Ho-hum fashion hinders holiday sales
A shaky economy and expensive gas may keep consumers from seasonal splurging, but there's another factor: no big fashion trends.
NEW YORK (Fortune) -- Sure, the economy is weakening, the housing market is slumping and gas prices are soaring, all of which weaken holiday shopping demand. But analysts say there is another reason why shoppers aren't splurging: Not enough new fashion.
Must-have fashion bolsters retail sales by making people feel their current wardrobes are out of date. That was the case in 2003, when color made a comeback and suddenly the black and gray of the previous decade looked stale. It happened again in 2004, when lady-like styles such as boucle jackets and ruffled blouses replaced the utilitarian looks of prior years. And again, in 2005, when a bohemian wave, marked by peasant skirts and tunics, flooded stores. Most recently, in 2006, there were skinny jeans and baby doll dresses -- styles that ushered in a whole new silhouette known as the "inverted triangle."
By comparison, 2007 has turned out to be somewhat of a fashion dud, according to analysts and retailers who parse the trends. For instance, of the 43 retailers tracked by Thomson Financial, the 13 who sell apparel posted the worst November sales results.
"What concerns me more than any of the macro-economic issues is the lack of excitement in fashion right now," said Marshal Cohen, the chief industry analyst with NPD Group, the market research firm. "As a retailer, if you are telling me the biggest trend out there is skinny jeans, good luck trying to grow your business."
Clothing still accounts for a majority of holiday shopping, although it has been losing ground in recent years. Some 54 percent of shoppers said they planned to purchase clothing this holiday season, according to a survey of 1,943 consumers conducted by NPD in September. While that is down from the 59 percent who said they intended to buy clothing last year, it is still well ahead of consumer electronics, the next largest category.
Aside from holiday gift staples like scarves and basic sweaters, shoppers are left with few alternatives for hot new fashion items. "The current clothing styles appear very similar to what we have seen in stores throughout the past year," noted Jennifer Black, a retail analyst, who recently completed an extensive tour of mall-based specialty retailers.
It's not just analysts who are lamenting the lack of exciting new fashion. In explaining why women's apparel was one of the softer categories during the third quarter, Karen Hoguet, the chief financial officer of Macy's, told a group of analysts "there does not appear to be enough in the fashion offering that is compelling."

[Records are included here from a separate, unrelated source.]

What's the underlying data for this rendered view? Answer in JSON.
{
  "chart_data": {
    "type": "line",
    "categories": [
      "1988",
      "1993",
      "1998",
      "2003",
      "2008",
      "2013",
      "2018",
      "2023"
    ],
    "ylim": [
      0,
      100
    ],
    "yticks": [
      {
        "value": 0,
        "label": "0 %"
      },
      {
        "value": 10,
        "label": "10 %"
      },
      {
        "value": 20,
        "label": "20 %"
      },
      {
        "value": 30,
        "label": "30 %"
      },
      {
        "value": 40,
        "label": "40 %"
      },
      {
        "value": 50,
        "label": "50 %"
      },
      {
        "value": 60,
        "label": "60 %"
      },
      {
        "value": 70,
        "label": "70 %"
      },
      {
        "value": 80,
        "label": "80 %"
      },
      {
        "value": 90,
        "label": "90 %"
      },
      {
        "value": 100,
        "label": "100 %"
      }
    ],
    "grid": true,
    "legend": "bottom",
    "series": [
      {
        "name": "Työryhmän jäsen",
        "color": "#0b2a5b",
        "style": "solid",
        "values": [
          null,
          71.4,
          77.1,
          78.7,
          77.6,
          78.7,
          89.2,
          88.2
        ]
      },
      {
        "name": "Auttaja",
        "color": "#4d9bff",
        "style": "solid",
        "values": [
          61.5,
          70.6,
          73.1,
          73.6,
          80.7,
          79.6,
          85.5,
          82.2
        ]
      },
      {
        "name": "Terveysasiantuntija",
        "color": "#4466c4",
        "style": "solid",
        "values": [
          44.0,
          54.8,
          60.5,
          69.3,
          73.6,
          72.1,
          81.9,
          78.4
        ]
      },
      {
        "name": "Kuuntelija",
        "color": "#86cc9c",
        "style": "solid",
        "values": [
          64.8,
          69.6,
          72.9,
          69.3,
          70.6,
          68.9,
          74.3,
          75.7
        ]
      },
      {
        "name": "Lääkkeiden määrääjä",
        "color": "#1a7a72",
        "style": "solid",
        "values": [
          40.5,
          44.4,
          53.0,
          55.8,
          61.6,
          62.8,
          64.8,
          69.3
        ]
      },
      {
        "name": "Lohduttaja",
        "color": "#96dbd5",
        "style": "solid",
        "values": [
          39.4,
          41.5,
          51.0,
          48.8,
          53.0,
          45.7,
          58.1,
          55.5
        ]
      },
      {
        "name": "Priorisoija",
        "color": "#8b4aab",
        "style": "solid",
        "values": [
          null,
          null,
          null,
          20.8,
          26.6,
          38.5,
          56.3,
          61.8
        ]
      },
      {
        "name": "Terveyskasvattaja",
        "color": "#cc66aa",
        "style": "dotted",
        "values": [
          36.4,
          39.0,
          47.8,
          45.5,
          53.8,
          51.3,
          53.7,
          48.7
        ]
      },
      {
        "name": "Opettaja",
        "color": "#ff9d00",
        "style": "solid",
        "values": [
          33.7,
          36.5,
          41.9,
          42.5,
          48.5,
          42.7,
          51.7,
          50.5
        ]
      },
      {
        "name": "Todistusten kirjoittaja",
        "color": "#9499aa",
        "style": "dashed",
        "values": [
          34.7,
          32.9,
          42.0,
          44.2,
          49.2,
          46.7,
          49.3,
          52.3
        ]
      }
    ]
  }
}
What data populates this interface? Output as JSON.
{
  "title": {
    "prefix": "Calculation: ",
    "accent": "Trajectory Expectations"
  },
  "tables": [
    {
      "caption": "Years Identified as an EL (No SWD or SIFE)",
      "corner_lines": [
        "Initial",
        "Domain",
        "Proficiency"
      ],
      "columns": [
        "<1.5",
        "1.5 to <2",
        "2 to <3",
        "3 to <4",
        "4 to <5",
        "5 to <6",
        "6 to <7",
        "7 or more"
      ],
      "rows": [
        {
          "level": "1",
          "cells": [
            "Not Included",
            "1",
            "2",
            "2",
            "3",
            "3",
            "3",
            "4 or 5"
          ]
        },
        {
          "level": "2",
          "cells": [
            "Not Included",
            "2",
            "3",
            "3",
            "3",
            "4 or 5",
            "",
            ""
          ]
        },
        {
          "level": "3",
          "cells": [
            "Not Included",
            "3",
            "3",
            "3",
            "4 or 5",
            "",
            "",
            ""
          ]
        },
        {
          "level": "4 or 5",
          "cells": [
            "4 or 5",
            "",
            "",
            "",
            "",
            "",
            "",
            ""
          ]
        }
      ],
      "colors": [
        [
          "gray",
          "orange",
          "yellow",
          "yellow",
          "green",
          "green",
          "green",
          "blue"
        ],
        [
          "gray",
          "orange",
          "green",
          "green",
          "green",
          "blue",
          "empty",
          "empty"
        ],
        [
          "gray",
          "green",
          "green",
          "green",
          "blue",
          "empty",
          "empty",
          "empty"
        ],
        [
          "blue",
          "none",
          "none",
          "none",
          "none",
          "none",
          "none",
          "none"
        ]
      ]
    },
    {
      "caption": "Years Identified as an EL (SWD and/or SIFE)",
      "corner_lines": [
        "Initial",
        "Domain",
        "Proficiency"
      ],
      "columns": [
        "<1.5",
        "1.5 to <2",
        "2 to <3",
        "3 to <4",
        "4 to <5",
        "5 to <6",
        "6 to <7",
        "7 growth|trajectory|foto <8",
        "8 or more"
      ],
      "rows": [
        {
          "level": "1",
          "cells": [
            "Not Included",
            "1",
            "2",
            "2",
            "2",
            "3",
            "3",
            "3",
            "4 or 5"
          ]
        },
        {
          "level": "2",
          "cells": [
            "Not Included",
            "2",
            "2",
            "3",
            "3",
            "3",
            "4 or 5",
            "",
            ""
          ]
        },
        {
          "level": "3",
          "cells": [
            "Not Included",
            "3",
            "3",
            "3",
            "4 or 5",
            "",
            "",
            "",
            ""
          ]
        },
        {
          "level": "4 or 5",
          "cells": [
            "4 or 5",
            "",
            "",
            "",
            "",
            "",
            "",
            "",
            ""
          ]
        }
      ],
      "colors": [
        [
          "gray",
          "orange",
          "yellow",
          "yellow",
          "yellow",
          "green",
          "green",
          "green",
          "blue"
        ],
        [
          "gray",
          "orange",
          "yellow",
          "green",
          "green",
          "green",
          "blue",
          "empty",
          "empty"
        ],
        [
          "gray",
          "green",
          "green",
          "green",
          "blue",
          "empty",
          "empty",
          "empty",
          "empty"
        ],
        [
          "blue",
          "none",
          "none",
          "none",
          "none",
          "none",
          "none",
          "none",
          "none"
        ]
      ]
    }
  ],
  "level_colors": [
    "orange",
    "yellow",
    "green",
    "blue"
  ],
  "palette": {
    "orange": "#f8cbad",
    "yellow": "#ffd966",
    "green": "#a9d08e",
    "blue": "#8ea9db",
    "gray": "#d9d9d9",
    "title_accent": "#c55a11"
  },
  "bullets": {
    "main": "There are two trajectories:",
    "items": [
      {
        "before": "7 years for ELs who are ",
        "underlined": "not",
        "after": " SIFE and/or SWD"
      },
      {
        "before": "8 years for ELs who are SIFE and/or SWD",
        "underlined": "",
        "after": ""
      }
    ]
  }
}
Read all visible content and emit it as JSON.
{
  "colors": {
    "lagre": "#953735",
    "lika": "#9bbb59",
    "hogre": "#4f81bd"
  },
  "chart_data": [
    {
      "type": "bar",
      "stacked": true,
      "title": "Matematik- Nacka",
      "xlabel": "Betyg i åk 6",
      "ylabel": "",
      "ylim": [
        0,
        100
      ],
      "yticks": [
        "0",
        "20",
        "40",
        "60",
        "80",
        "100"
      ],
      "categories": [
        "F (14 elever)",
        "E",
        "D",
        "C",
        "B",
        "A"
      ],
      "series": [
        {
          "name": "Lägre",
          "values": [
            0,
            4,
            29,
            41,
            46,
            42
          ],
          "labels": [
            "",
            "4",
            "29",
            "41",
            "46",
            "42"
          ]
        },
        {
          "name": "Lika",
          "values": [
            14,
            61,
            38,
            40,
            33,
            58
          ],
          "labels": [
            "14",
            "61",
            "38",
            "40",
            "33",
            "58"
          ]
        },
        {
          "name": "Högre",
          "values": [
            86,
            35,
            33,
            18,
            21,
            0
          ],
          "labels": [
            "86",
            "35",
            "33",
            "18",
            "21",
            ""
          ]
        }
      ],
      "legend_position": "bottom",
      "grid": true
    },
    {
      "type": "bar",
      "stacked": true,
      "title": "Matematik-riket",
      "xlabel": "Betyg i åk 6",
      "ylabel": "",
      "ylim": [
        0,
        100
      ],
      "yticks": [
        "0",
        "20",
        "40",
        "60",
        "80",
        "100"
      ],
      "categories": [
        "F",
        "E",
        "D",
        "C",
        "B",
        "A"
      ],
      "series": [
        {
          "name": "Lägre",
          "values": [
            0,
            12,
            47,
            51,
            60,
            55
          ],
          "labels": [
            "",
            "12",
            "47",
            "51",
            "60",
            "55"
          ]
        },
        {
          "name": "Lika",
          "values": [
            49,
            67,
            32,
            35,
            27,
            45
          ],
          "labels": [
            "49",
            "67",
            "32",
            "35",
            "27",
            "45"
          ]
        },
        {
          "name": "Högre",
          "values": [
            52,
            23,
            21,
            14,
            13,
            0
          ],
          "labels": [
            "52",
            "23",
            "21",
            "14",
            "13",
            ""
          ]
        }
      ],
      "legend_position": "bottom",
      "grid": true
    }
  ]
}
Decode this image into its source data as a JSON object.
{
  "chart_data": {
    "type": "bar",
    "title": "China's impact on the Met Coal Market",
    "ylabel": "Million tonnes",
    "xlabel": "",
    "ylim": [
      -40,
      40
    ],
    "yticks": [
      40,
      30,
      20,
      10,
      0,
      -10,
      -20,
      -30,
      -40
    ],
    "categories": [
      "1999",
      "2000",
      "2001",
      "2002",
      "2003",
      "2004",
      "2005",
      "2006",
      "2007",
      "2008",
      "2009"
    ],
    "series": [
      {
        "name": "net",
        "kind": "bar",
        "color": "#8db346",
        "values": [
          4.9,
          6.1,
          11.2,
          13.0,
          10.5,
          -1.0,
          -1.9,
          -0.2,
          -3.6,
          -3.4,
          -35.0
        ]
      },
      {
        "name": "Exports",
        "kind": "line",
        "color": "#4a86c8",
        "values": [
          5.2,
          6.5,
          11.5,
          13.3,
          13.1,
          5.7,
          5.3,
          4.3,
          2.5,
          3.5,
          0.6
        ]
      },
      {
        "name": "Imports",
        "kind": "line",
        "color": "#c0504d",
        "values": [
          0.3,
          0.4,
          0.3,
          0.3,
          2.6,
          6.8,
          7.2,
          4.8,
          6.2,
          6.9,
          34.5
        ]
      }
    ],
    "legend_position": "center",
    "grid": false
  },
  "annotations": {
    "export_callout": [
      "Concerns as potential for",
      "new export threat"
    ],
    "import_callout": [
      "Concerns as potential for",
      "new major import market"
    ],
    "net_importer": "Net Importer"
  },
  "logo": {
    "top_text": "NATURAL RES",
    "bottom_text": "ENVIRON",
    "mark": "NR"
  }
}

Are complaints about ho-hum fashion just another excuse drummed up by retailers to explain lackluster sales? While some might overuse such explanations to mask other problems, factors such as fashion and the weather are a real part of the larger landscape - including the economy and even politics - that affect shoppers' buying habits. When it's 50 degrees in December, consumers don't rush to buy winter coats. And when there is no sweeping fashion trend, consumers "tend to make do with what's already in their closets," said Adrienne Tennant, an analyst with Friedman, Billings, Ramsey.
But fashion victims (and retailers) take heart: The spring season is on the horizon and with it comes a fresh batch of styles to tempt consumers. Spring is an important season, because it often sets the tone for the entire year. For instance, Brit Beemer, founder of America's Research Group, said that only 20 percent of the 1,000 consumers he surveyed in March said they would buy spring apparel in 2007, down from the 60 percent who said they planned to purchase apparel in the spring of 2006 - leading him to conclude that this would be a difficult year for clothing sales.
So what's on tap for spring 2008?
Kathryn Deane, president of trend forecaster Tobe predicts that longer, more fitted blazers and geometric patterns will be two big looks for spring. It's unclear whether these styles will be exciting enough to ignite sales. But Deane is betting the new looks will get people shopping. "You are going to want to wear lots of prints," Deane said. "Anything solid will feel out of date."